Largest German TV Producer UFA to Restructure
The reshuffling will pool talent from the group’s various production operations, which are responsible for the local versions of "Idol" and "Farmer Wants A Wife," among others.
BERLIN – UFA, Germany’s largest television production company, has announced a major restructuring of its operations, which will see the group pool its creative talent for future development and production activities.
Under the new structure, UFA will split its operation into three umbrella divisions: Entertainment for TV variety and reality shows, such as the local versions of Farmer Wants A Wife and Idol; Daily Drama for soaps, including hit series Good Times, Bad Times; and Fiction, which will develop and produce films, series and TV movies.

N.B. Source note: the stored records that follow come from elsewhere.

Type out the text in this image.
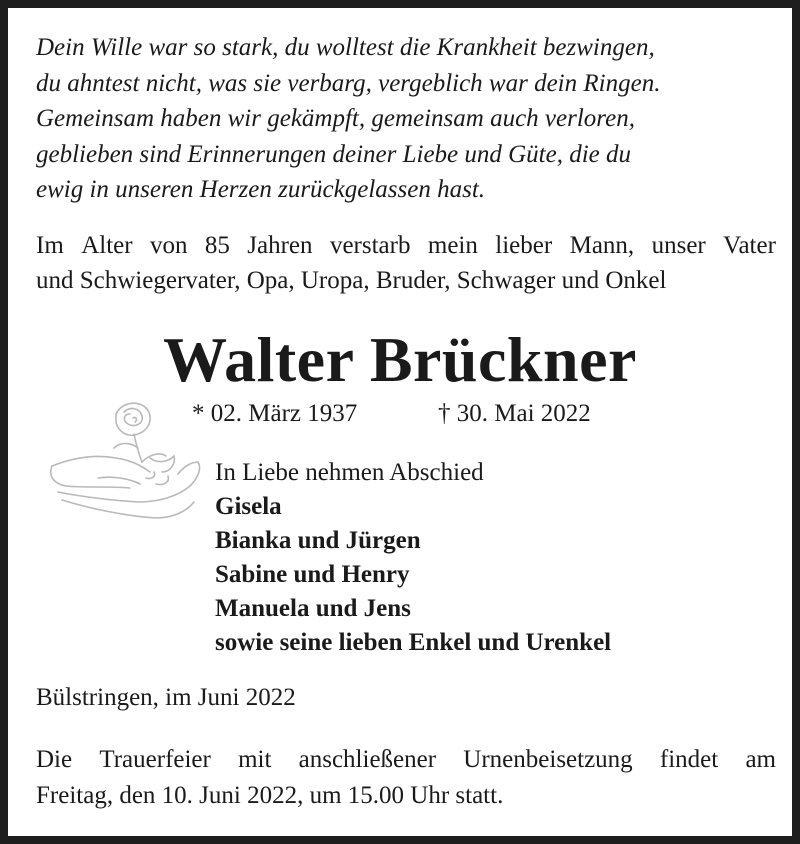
Dein Wille war so stark, du wolltest die Krankheit bezwingen,
du ahntest nicht, was sie verbarg, vergeblich war dein Ringen.
Gemeinsam haben wir gekämpft, gemeinsam auch verloren,
geblieben sind Erinnerungen deiner Liebe und Güte, die du
ewig in unseren Herzen zurückgelassen hast.
Im Alter von 85 Jahren verstarb mein lieber Mann, unser Vater
und Schwiegervater, Opa, Uropa, Bruder, Schwager und Onkel
Walter Brückner
* 02. März 1937	† 30. Mai 2022
In Liebe nehmen Abschied
Gisela
Bianka und Jürgen
Sabine und Henry
Manuela und Jens
sowie seine lieben Enkel und Urenkel
Bülstringen, im Juni 2022
Die Trauerfeier mit anschließener Urnenbeisetzung findet am
Freitag, den 10. Juni 2022, um 15.00 Uhr statt.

UFA’s various production subsidiaries, including UFA Cinema, Teamworx and Grundy Light Entertainment, will continue to exist, but under the new structure, the various producers will work together instead of compete with each other. Producers from different subsidiaries will be grouped into separate creative teams to jointly develop programming. Before this, UFA subsidiaries often developed the same project in parallel, competing with one another for talent and resources.
“Internal competition between our production divisions worked well for many years,” UFA head Wolf Bauer told THR “but when we look at future challenges, producing programming across all platforms, it makes more sense to pool all the creative talent we have. The competition between ideas will continue, of course.”
In addition to the hundreds of hours of soaps, series and entertainment programming UFA divisions deliver for German TV every year, the group also makes high-end TV and cinema. Recent productions include the BAFTA-nominated miniseries The Sinking of the Laconia and The Physician, a big-budget adaptation of the Noah Gordon medieval bestseller The Physician starring Tom Payne, Stellan Skarsgard and Ben Kingsley, which is currently shooting.
UFA is part of global production powerhouse FremantleMedia, which in turn is controlled by German conglomorate Bertelsmann.